While I can still type for a few minutes...

Other things that have happened lately: Kelliott's suite (/home) introduced me to the wonder that is the 5 Guys burger; Ritter and I have yet another new project and continue to bounce lifehacks off each other. Andy P came over last night, because the two of us can talk for hours despite being exhausted). Andy is kicking my ass to get a company together, refusing to hire me for his before I chase my own dreams down. It's good to have friends like that.

I have been adrift for a while - enjoying the feeling, learning how to relax and not have my life sucked up by ONE GIGANTIC CAUSE (work - including work through my studies). I'm articulating myself (to myself, first) as an individual working for something bigger than myself rather than solely a tiny part of larger groups and movements, which is... very strange. I still feel mute without the ability to publish very much due to the RSI of suckage, but this is starting to change (both the RSI and the feeling mute).

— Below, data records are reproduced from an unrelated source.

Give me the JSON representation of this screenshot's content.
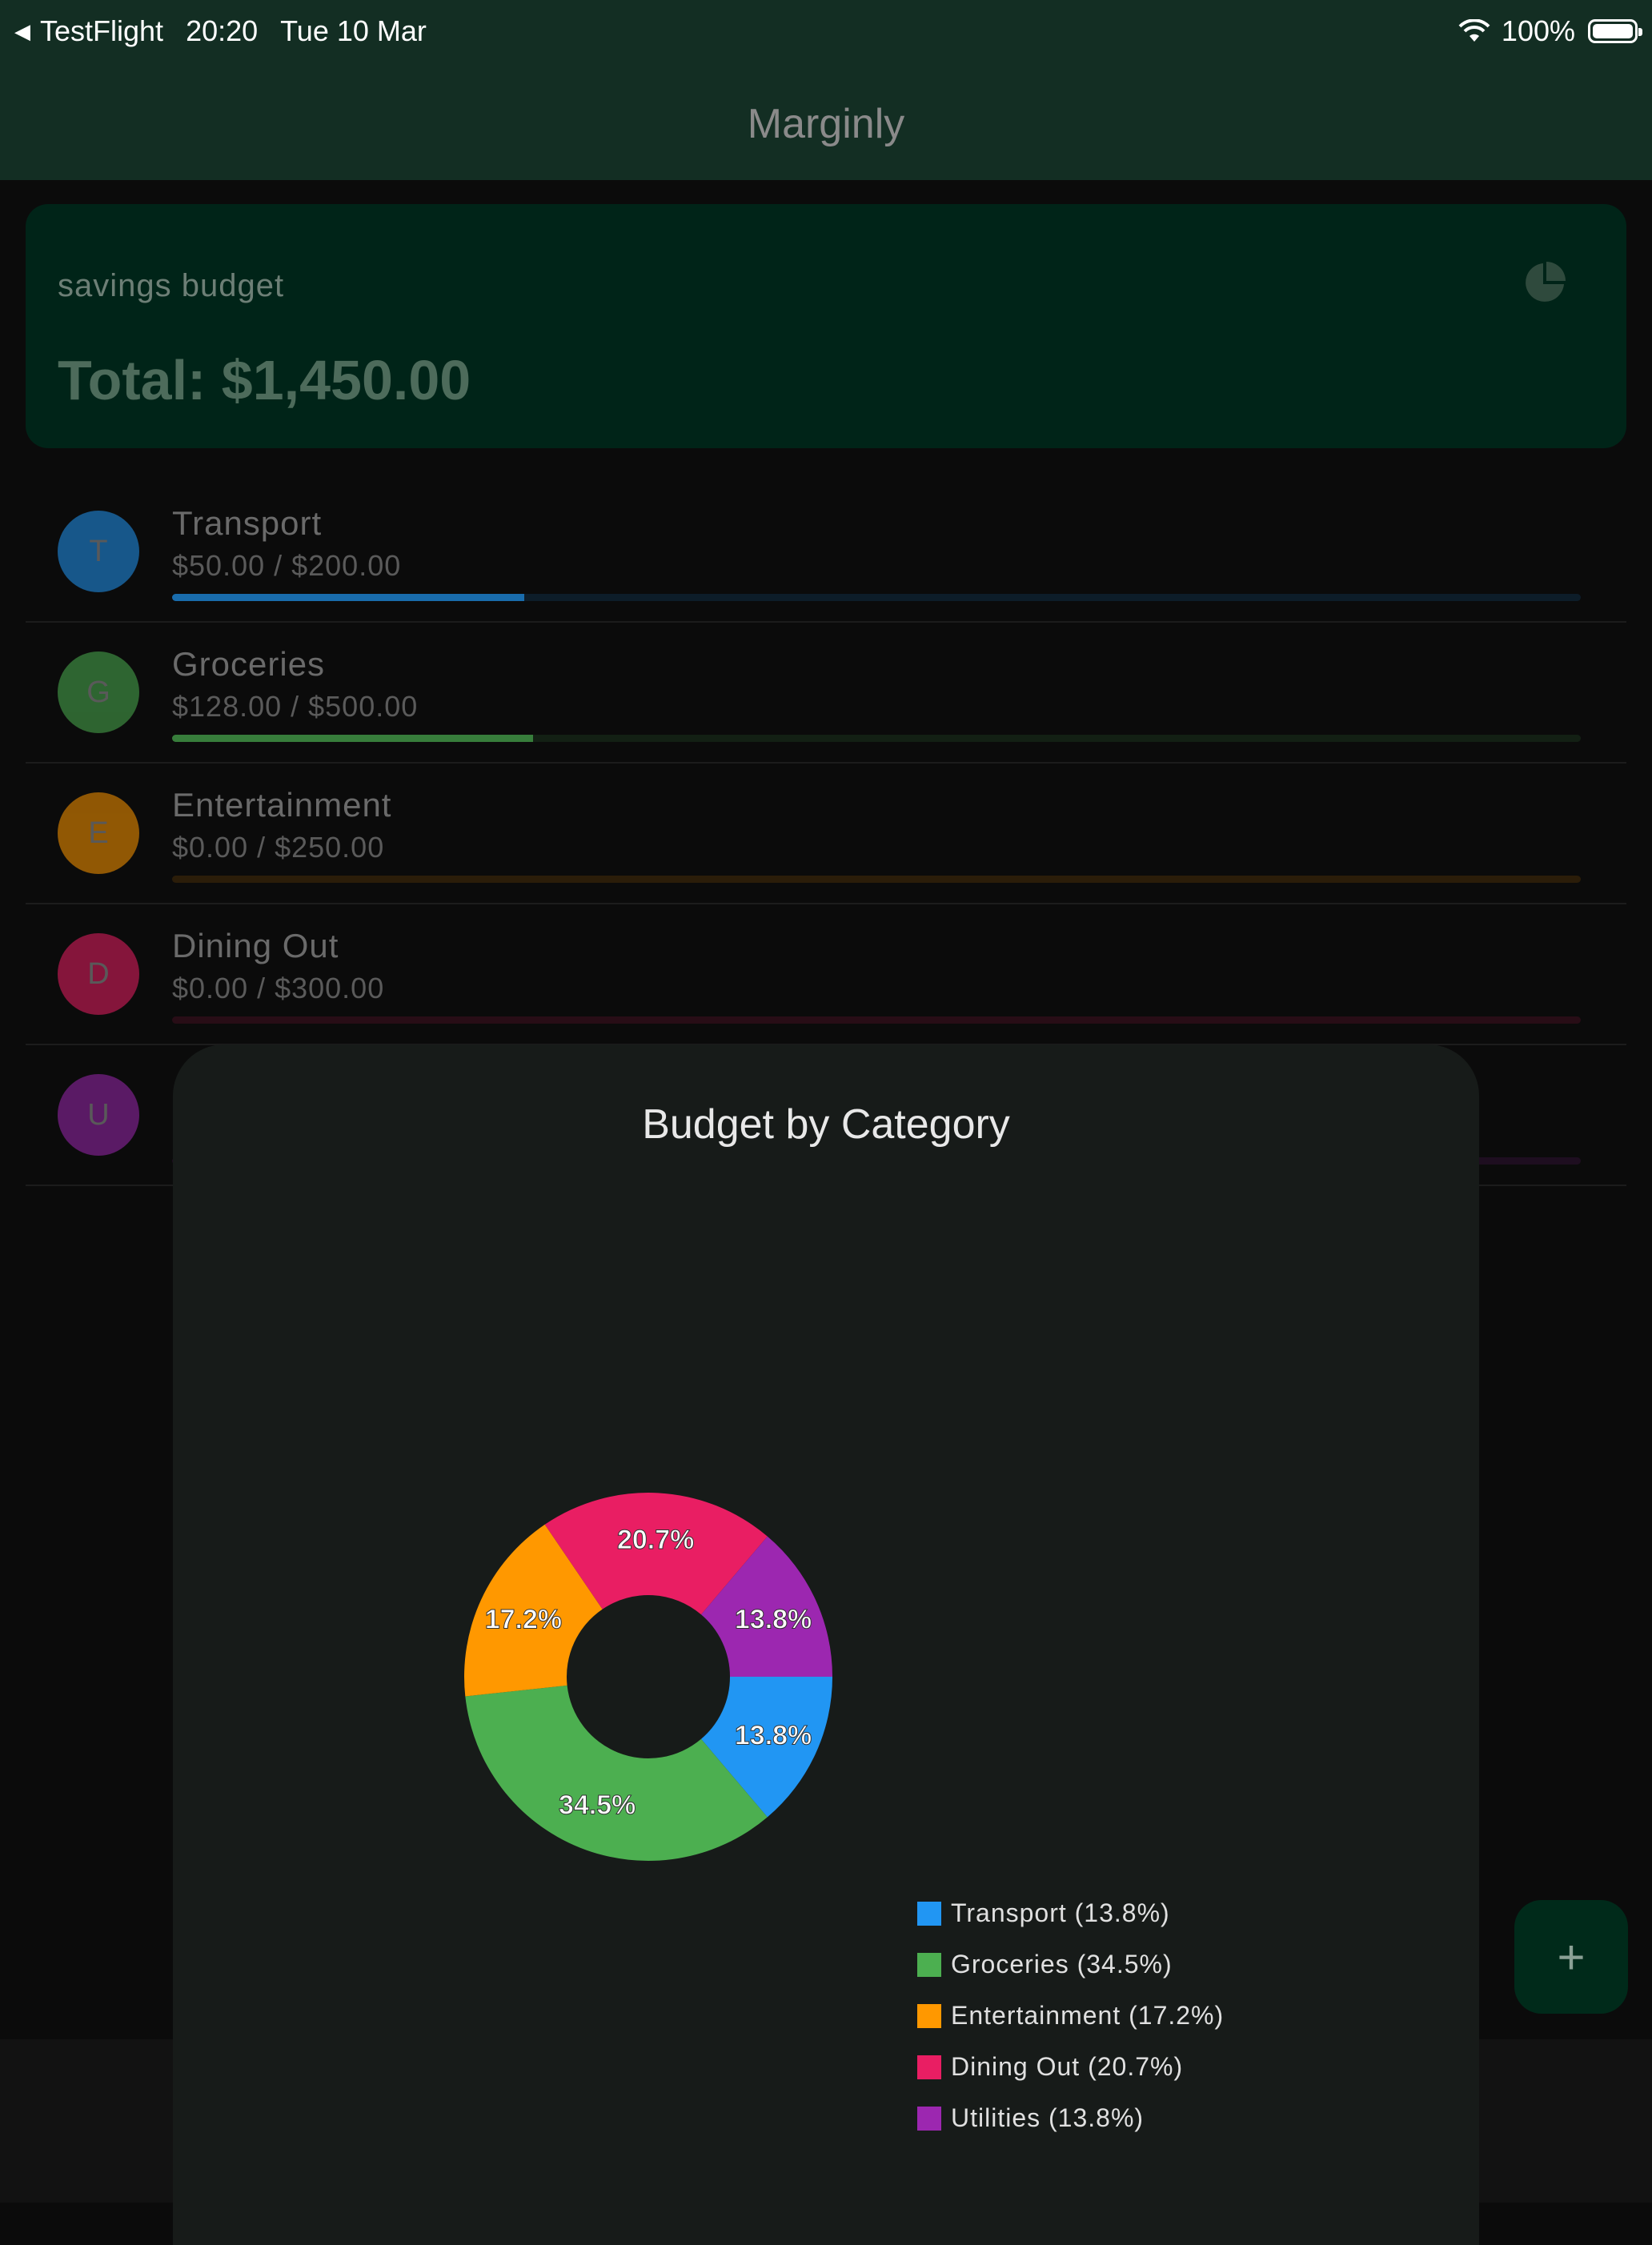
{
  "status_bar": {
    "back_app": "TestFlight",
    "time": "20:20",
    "date": "Tue 10 Mar",
    "battery": "100%"
  },
  "app_bar": {
    "title": "Marginly"
  },
  "summary": {
    "budget_name": "savings budget",
    "total": "Total: $1,450.00",
    "chart_icon": "pie-chart-icon"
  },
  "categories": [
    {
      "initial": "T",
      "name": "Transport",
      "amount": "$50.00 / $200.00",
      "progress": 0.25,
      "color": "#2196F3"
    },
    {
      "initial": "G",
      "name": "Groceries",
      "amount": "$128.00 / $500.00",
      "progress": 0.256,
      "color": "#4CAF50"
    },
    {
      "initial": "E",
      "name": "Entertainment",
      "amount": "$0.00 / $250.00",
      "progress": 0,
      "color": "#FF9800"
    },
    {
      "initial": "D",
      "name": "Dining Out",
      "amount": "$0.00 / $300.00",
      "progress": 0,
      "color": "#E91E63"
    },
    {
      "initial": "U",
      "name": "",
      "amount": "",
      "progress": 0,
      "color": "#9C27B0"
    }
  ],
  "fab": {
    "label": "+"
  },
  "sheet": {
    "title": "Budget by Category",
    "chart_data": {
      "type": "pie",
      "title": "Budget by Category",
      "donut": true,
      "categories": [
        "Transport",
        "Groceries",
        "Entertainment",
        "Dining Out",
        "Utilities"
      ],
      "values": [
        13.8,
        34.5,
        17.2,
        20.7,
        13.8
      ],
      "slice_labels": [
        "13.8%",
        "34.5%",
        "17.2%",
        "20.7%",
        "13.8%"
      ],
      "colors": [
        "#2196F3",
        "#4CAF50",
        "#FF9800",
        "#E91E63",
        "#9C27B0"
      ],
      "legend": [
        "Transport (13.8%)",
        "Groceries (34.5%)",
        "Entertainment (17.2%)",
        "Dining Out (20.7%)",
        "Utilities (13.8%)"
      ],
      "legend_position": "bottom-right"
    }
  }
}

It's forcing me to learn how to give myself feedback, to learn how to trust my own thoughts and opinions, and to not be dependent on what other people say (while still being responsive to it). This, combined with the greater somatic/kinesthetic awareness I've been working on for a few weeks (ramping up in intensity - I am planning to spend a few hours a day on it over the next 2 weeks, and have been doing so already, unplanned) combine to make it... it's odd. I can almost physically feel myself becoming a person, stretching slowly - it feels like being a young tree, growing, sap pushing out through branches, furling out new leaves with green and tender veins.

I'll be at Henry's tonight; here are the things I need to do.

  • Before I leave for his place, I need to set aside some ethnography books for Chris to take over for Leslie's SCOPE team to borrow, stuff my sleeping bag into my backpack, and make sure I've got Henry's books so I can return them to him.
  • Return Andy's laptop.
  • Print and mail my MA taxes (the only ones I couldn't e-file). That gets that out of the way.
  • (possibly tomorrow:) book plane tickets, workshop, and start looking for a financial advisor to consult in Chicago at the start of next month.
  • More exercise and music (ear training today, since I'm not going to be around a piano). Last night I walked through Harvard square calling out and visualizing (visually and auditorily) chord transitions for a song I'm trying to memorize - "Emaj6! F9! Bb7, Fmin7, Bb7!"* Damn. Music is much more than playing the right notes at the right time; that really is just the beginning. Damn. (Yeah, you're probably getting tired of me exclaiming about this all the time, but this has been a huge revelation to me. I'm actually learning how to hear.)

*bonus points for anyone who can guess which song this is - I think I've provided enough information.